Tout est étrange dans la mort de Navalny. Ses circonstances. La fable d’un malaise en promenade quand on sait qu’il n’y avait pas de promenade dans la colonie pénitentiaire de Kharp. L’œil rieur et lumineux quoique, peut-être, à la réflexion, trop bleu qui, la veille de sa mort, était encore celui d’un grand vivant. Ce corps caché, réapparu, subtilisé à nouveau, invisible jusqu’à l’heure où j’écris. Et puis les hypothèses qui galopent, contradictoires, jamais tout à fait convaincantes : poison comme en 2020 ? effet lent ou foudroyant ? un sicaire inconnu et infiltré ? un pro du poignard ou de l’étranglement sans traces ? pourquoi, alors, les ecchymoses ? et d’où vient cette histoire de « caillot de sang détaché » qui, dans la novlangue des médecins stipendiés par le Kremlin, est l’autre nom d’une embolie ? Et puis, bien sûr, les conjectures folles, complotistes : pas mort… ou, du moins, pas forcément… un Prigojine plus pur et enseveli dans les neiges, les eaux, les cendres, de ce cercle arctique devenu, dans notre imaginaire, un dernier cercle de l’enfer dantesque…

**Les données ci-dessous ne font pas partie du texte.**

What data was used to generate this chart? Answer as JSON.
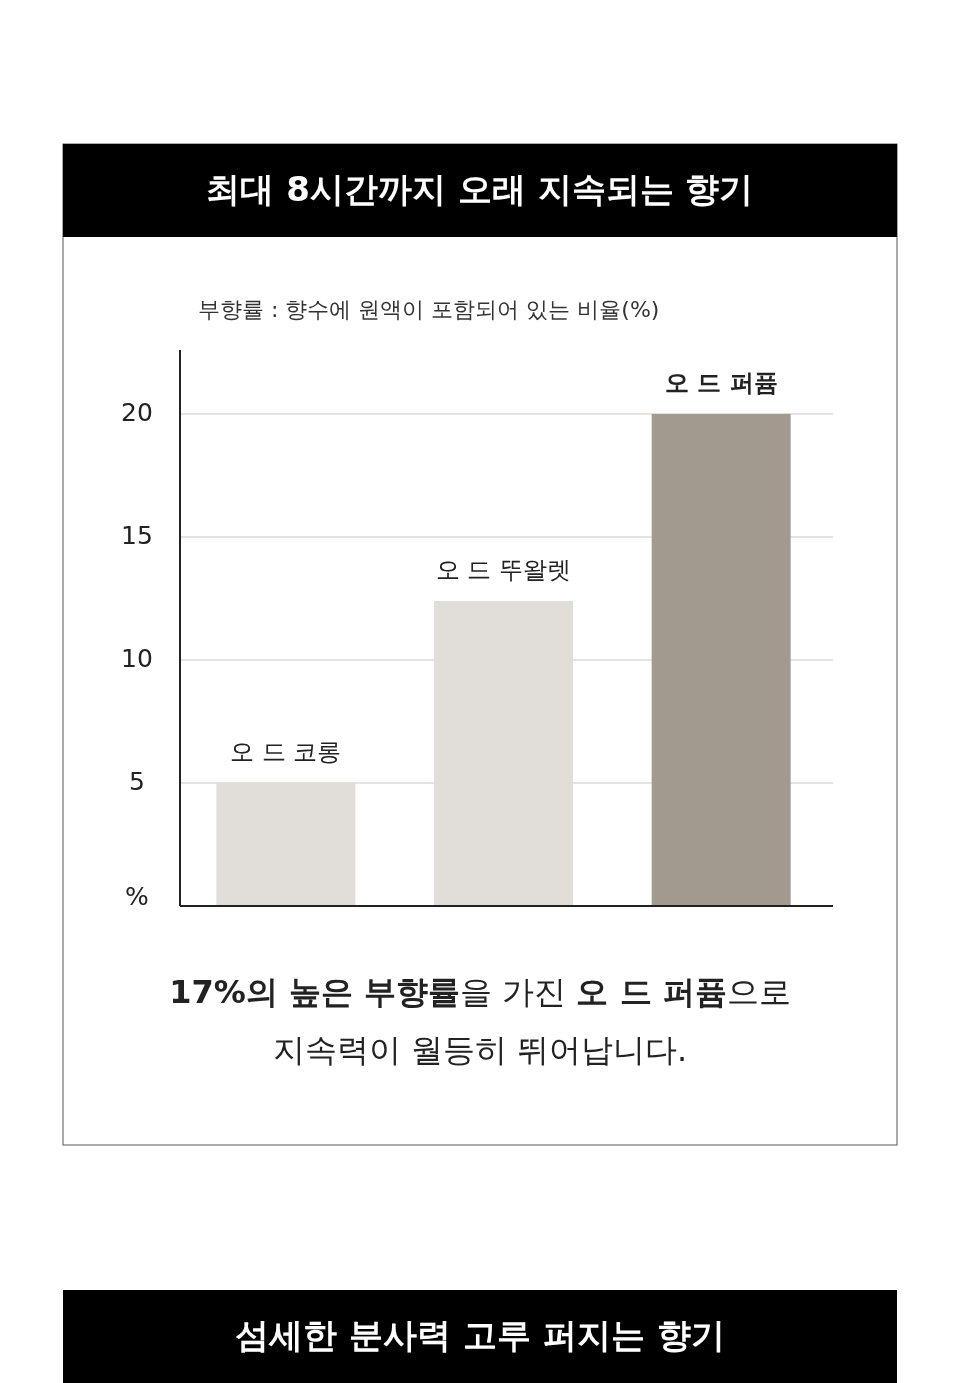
{
  "chart_data": {
    "type": "bar",
    "title": "최대 8시간까지 오래 지속되는 향기",
    "subtitle": "부향률 : 향수에 원액이 포함되어 있는 비율(%)",
    "categories": [
      "오 드 코롱",
      "오 드 뚜왈렛",
      "오 드 퍼퓸"
    ],
    "values": [
      5,
      12.4,
      20
    ],
    "colors": [
      "#e1deda",
      "#e1deda",
      "#a39a8f"
    ],
    "ylim": [
      0,
      22.6
    ],
    "yticks": [
      {
        "value": 0,
        "label": "%"
      },
      5,
      10,
      15,
      20
    ],
    "grid": "y",
    "annotations": [
      "**17%의 높은 부향률**을 가진 **오 드 퍼퓸**으로 지속력이 월등히 뛰어납니다.",
      "섬세한 분사력 고루 퍼지는 향기"
    ]
  }
}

La décision de tuer, ensuite. Car nul ne doute que Poutine a, sinon fait, du moins laissé tuer le plus redoutable de ses opposants. Ni que cette exécution publique soit un message adressé à ceux qui, en Occident non moins que dans la Fédération de Russie, sont tentés de défier son pouvoir, au fond, si vulnérable. Mais, dans ce cas, pourquoi ? Ou, plus exactement, pourquoi là plutôt qu’ailleurs, aujourd’hui et non hier ? Pourquoi à cet instant de l’histoire alors qu’il le tenait à sa merci depuis trois ans ? Rapport avec l’Ukraine ? Exprès le jour où Zelensky opère un rétablissement spectaculaire sur le théâtre diplomatique européen ? Ou bien un codicille sanglant aux folles déclarations de Moscou agitant, pour la première fois, la terrifiante menace d’une guerre dans les étoiles ? Moi, Vladimir Poutine, je parle… Ou, plutôt, je ne parle pas, je tue et jette l’effroi sur le monde… Et la mort, alors, d’une des grandes figures de l’opposition comme l’annonce d’un feu, d’un orage, d’un tourbillon, d’une tempête… À moins que ce ne soit plus simple encore : l’approche des élections auxquelles, comme tous les techniciens du coup d’État façon Curzio Malaparte, l’ancien kagébiste tient paradoxalement par-dessus tout – et cette opération « Midi contre Poutine », insupportable pour lui, qu’avait, avec quelques autres, imaginée Navalny et qui invitait les électeurs à venir, le 17 mars, en masse et longues files, voter pour un âne, un cheval, un homme de paille, n’importe qui, sauf lui…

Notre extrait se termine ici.